A high-stakes military strike by the United States Navy off the coast of Oman has ignited a major diplomatic standoff between Washington and New Delhi. The incident involved a commercial oil tanker staffed
by Indian seafarers resulting in three confirmed deaths. As India registers a fierce official protest, there may be a lingering question if this deadly attack on a third-party merchant ship amount to an act of war?
To understand the situation, we have to look closely at what happened in the waters of West Asia, why the US opened fire and how maritime law defines military actions against civilian vessels.
What happened off the coast of Oman?
The incident took place in the volatile waters near the Strait of Hormuz, a critical choke point for global oil transportation. The Palau-flagged merchant tanker, MT Settebello, which was carrying an all-Indian crew of 24 members, was intercepted by American naval forces.
According to a report in The Indian Express, deck cadet Aditya Sharma had alerted his family that the ship received two explicit warnings from the US Navy before the encounter turned violent. US forces subsequently launched a targeted strike hitting the vessel's engine room.
While emergency teams successfully rescued 21 crew members, three Indian seafarers—deck cadet Aditya Sharma, engine fitter Shivanand Chaurasiya and chief engineer Patnala Suresh—went missing and were later confirmed dead after two bodies were recovered from the wreckage.
Why did the US Navy target a civilian oil tanker?
According to statements issued by the United States Military's Central Command (CENTCOM), the MT Settebello was targeted because it was allegedly attempting to bypass a naval blockade. Washington has heavily restricted maritime traffic heading to and from Iranian ports. CENTCOM stated that the ship was actively transporting Iranian oil in violation of these sanctions.

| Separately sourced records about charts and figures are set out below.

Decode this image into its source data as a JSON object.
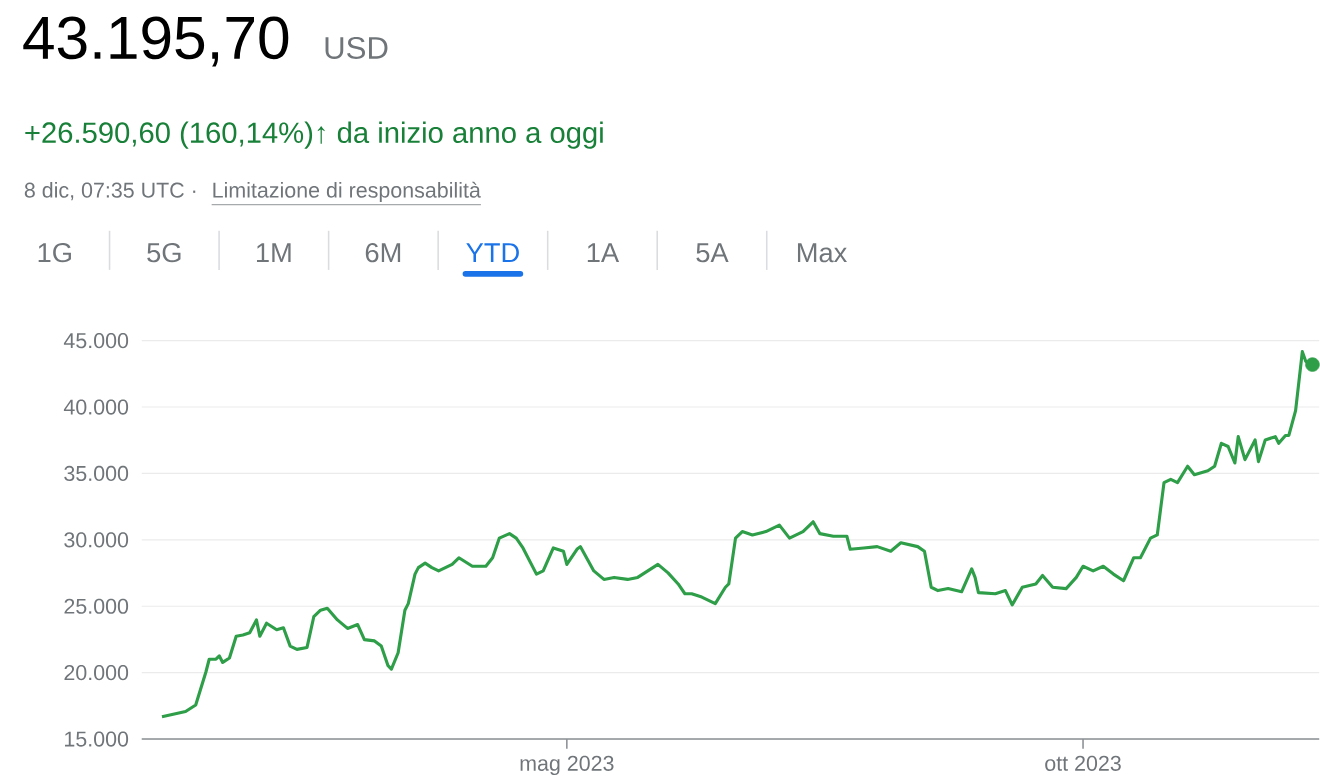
{
  "chart_data": {
    "type": "line",
    "title": "43.195,70",
    "annotations": [
      "USD",
      "+26.590,60 (160,14%)↑ da inizio anno a oggi",
      "8 dic, 07:35 UTC ·",
      "Limitazione di responsabilità",
      "1G",
      "5G",
      "1M",
      "6M",
      "YTD",
      "1A",
      "5A",
      "Max"
    ],
    "xlim": [
      "2022-12-26",
      "2023-12-10"
    ],
    "xticks": [
      {
        "value": "2023-05-01",
        "label": "mag 2023"
      },
      {
        "value": "2023-10-01",
        "label": "ott 2023"
      }
    ],
    "ylim": [
      15000,
      45000
    ],
    "yticks": [
      {
        "value": 15000,
        "label": "15.000"
      },
      {
        "value": 20000,
        "label": "20.000"
      },
      {
        "value": 25000,
        "label": "25.000"
      },
      {
        "value": 30000,
        "label": "30.000"
      },
      {
        "value": 35000,
        "label": "35.000"
      },
      {
        "value": 40000,
        "label": "40.000"
      },
      {
        "value": 45000,
        "label": "45.000"
      }
    ],
    "grid": "y",
    "series": [
      {
        "color": "#2e9e48",
        "x": [
          "2023-01-01",
          "2023-01-08",
          "2023-01-11",
          "2023-01-14",
          "2023-01-15",
          "2023-01-17",
          "2023-01-18",
          "2023-01-19",
          "2023-01-21",
          "2023-01-23",
          "2023-01-25",
          "2023-01-27",
          "2023-01-29",
          "2023-01-30",
          "2023-02-01",
          "2023-02-04",
          "2023-02-06",
          "2023-02-08",
          "2023-02-10",
          "2023-02-13",
          "2023-02-15",
          "2023-02-17",
          "2023-02-19",
          "2023-02-22",
          "2023-02-25",
          "2023-02-28",
          "2023-03-02",
          "2023-03-05",
          "2023-03-07",
          "2023-03-09",
          "2023-03-10",
          "2023-03-12",
          "2023-03-14",
          "2023-03-15",
          "2023-03-17",
          "2023-03-18",
          "2023-03-20",
          "2023-03-22",
          "2023-03-24",
          "2023-03-28",
          "2023-03-30",
          "2023-04-03",
          "2023-04-07",
          "2023-04-09",
          "2023-04-11",
          "2023-04-14",
          "2023-04-16",
          "2023-04-18",
          "2023-04-22",
          "2023-04-24",
          "2023-04-27",
          "2023-04-30",
          "2023-05-01",
          "2023-05-04",
          "2023-05-05",
          "2023-05-09",
          "2023-05-12",
          "2023-05-15",
          "2023-05-19",
          "2023-05-22",
          "2023-05-25",
          "2023-05-28",
          "2023-05-31",
          "2023-06-03",
          "2023-06-05",
          "2023-06-07",
          "2023-06-10",
          "2023-06-14",
          "2023-06-17",
          "2023-06-18",
          "2023-06-20",
          "2023-06-22",
          "2023-06-25",
          "2023-06-29",
          "2023-07-03",
          "2023-07-06",
          "2023-07-10",
          "2023-07-13",
          "2023-07-15",
          "2023-07-19",
          "2023-07-23",
          "2023-07-24",
          "2023-07-28",
          "2023-08-01",
          "2023-08-05",
          "2023-08-08",
          "2023-08-13",
          "2023-08-15",
          "2023-08-17",
          "2023-08-19",
          "2023-08-22",
          "2023-08-26",
          "2023-08-29",
          "2023-08-30",
          "2023-08-31",
          "2023-09-05",
          "2023-09-08",
          "2023-09-10",
          "2023-09-13",
          "2023-09-17",
          "2023-09-19",
          "2023-09-22",
          "2023-09-26",
          "2023-09-29",
          "2023-10-01",
          "2023-10-04",
          "2023-10-07",
          "2023-10-10",
          "2023-10-13",
          "2023-10-16",
          "2023-10-18",
          "2023-10-21",
          "2023-10-23",
          "2023-10-25",
          "2023-10-27",
          "2023-10-29",
          "2023-11-01",
          "2023-11-03",
          "2023-11-07",
          "2023-11-09",
          "2023-11-11",
          "2023-11-13",
          "2023-11-15",
          "2023-11-16",
          "2023-11-18",
          "2023-11-21",
          "2023-11-22",
          "2023-11-24",
          "2023-11-27",
          "2023-11-28",
          "2023-11-30",
          "2023-12-01",
          "2023-12-03",
          "2023-12-05",
          "2023-12-06",
          "2023-12-08"
        ],
        "values": [
          16680,
          17070,
          17560,
          20030,
          21010,
          21010,
          21260,
          20770,
          21100,
          22740,
          22830,
          23000,
          23970,
          22740,
          23720,
          23230,
          23380,
          22000,
          21750,
          21900,
          24210,
          24700,
          24850,
          23970,
          23330,
          23620,
          22490,
          22390,
          22000,
          20520,
          20270,
          21500,
          24700,
          25200,
          27420,
          27910,
          28250,
          27910,
          27660,
          28150,
          28650,
          28010,
          28010,
          28650,
          30130,
          30470,
          30130,
          29390,
          27420,
          27660,
          29390,
          29140,
          28150,
          29290,
          29490,
          27660,
          27020,
          27170,
          27020,
          27170,
          27660,
          28150,
          27510,
          26680,
          25940,
          25940,
          25690,
          25200,
          26430,
          26680,
          30130,
          30620,
          30370,
          30620,
          31110,
          30130,
          30620,
          31360,
          30470,
          30270,
          30270,
          29290,
          29390,
          29490,
          29140,
          29780,
          29490,
          29140,
          26430,
          26180,
          26330,
          26090,
          27810,
          27170,
          26030,
          25940,
          26180,
          25100,
          26430,
          26680,
          27320,
          26430,
          26330,
          27170,
          28010,
          27660,
          28010,
          27420,
          26920,
          28650,
          28650,
          30130,
          30370,
          34310,
          34560,
          34310,
          35540,
          34900,
          35200,
          35540,
          37270,
          37030,
          35790,
          37770,
          36040,
          37520,
          35890,
          37520,
          37770,
          37270,
          37860,
          37860,
          39730,
          44170,
          43440,
          43195.7
        ]
      }
    ]
  }
}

The American military maintained that firing directly into the engine room was a calculated tactical manoeuver designed to disable the vessel's propulsion and halt its journey, rather than to destroy the ship entirely or cause heavy casualties.
How India responded to the strike
The Indian government reacted swiftly and with sharp condemnation. External affairs ministry spokesperson Randhir Jaiswal on Thursday voiced deep anxieties regarding a series of recent maritime incidents affecting Indian nationals in West Asia, connecting the strike directly to broader, ongoing regional conflicts.

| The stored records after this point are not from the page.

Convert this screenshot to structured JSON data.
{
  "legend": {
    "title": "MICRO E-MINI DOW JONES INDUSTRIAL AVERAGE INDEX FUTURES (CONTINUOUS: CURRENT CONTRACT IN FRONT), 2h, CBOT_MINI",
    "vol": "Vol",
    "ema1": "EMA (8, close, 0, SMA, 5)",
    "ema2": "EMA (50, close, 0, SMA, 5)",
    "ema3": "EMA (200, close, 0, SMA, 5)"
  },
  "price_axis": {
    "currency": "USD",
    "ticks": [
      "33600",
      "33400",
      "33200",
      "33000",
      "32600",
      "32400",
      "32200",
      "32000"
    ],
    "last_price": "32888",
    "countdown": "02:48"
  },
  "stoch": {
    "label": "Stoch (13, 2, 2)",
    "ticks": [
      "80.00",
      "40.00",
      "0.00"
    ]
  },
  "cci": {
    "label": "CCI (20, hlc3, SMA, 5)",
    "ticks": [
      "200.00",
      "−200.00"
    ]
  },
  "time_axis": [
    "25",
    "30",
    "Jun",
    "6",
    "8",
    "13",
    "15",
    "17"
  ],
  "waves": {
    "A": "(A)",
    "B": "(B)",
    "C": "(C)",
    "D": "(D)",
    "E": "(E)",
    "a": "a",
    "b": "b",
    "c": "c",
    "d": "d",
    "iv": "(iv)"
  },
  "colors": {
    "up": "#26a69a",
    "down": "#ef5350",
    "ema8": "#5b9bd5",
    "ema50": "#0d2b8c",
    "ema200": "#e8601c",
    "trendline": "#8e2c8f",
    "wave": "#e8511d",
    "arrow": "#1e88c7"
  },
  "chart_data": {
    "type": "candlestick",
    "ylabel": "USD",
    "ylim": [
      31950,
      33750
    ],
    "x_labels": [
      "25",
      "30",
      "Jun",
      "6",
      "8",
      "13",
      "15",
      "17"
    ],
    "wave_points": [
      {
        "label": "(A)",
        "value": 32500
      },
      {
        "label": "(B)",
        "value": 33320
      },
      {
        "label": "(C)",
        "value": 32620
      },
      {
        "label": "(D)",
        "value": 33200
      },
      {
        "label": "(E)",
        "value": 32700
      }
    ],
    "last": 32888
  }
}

India on Wednesday officially summoned the US Chargé d’Affaires, Jason Meeks, in New Delhi to lodge a formal, high-level diplomatic protest known as a démarche.
Union Minister for Ports, Shipping and Waterways Sarbananda Sonowal labelled the deaths a profound loss to the global maritime community and directed state departments to ensure the immediate repatriation of the 21 survivors alongside the swift return of the deceased sailors' remains.
Adding to the tension, a separate Guinea-Bissau-flagged vessel, the MT Jalveer, which was also carrying 20 Indian sailors, came under a separate attack near Oman's Shinas port just a day later, highlighting the extreme risks currently facing merchant sailors in the area.
Does this attack legally constitute an act of war?
Whether an attack on a neutral commercial vessel qualifies as an "act of war" depends heavily on which legal lens are being used.
From the US perspective, the operation falls under the laws of an enforced naval blockade in international waters. Under traditional laws of naval warfare, if a merchant ship belonging to a neutral country deliberately attempts to breach a lawfully established blockade, it forfeits its protected civilian status.
In the eyes of US military lawyers, the vessel becomes a legitimate military target, meaning an interception is viewed as a standard enforcement action rather than an unlawful act of aggression or war against the sailors' home country.
However, international legal frameworks present a more contested view. The San Remo Manual on International Law Applicable to Armed Conflicts at Sea says a neutral commercial vessel can only be targeted under strict conditions. it must persistently refuse orders to halt, actively resist a physical visit and search by military personnel or clearly integrate itself into the military operations of an enemy nation.
If the MT Settebello did not meet these specific thresholds of active resistance or military integration, using lethal force against it remains a highly controversial violation of international norms.
Did the strike violate the Geneva Conventions?
The primary legal structures designed to protect non-combatants during maritime warfare are the Geneva Conventions of 1949—specifically the Second Geneva Convention—alongside Customary International Humanitarian Law.
When it comes to targeting civilians, the law states that merchant sailors retain civilian protections unless they choose to participate in hostilities. However, when a vessel enters a known conflict zone and attempts to slip past a military blockade, international law shifts the burden of safety. A blockading military is permitted to use force to stop a non-compliant ship, provided the response is proportional.
The potential for a direct violation of the Geneva Conventions hinges heavily on what happens immediately after the weapons are fired. Article 18 of the Second Geneva Convention explicitly mandates that all parties to a maritime conflict must take all possible measures, without any delay, to search for, collect and protect the shipwrecked, wounded and missing.
If evidence reveals that military forces deliberately neglected the survivors, failed to render aid or purposely delayed alerting search-and-rescue teams while sailors were missing at sea, it would constitute a clear violation of international humanitarian law.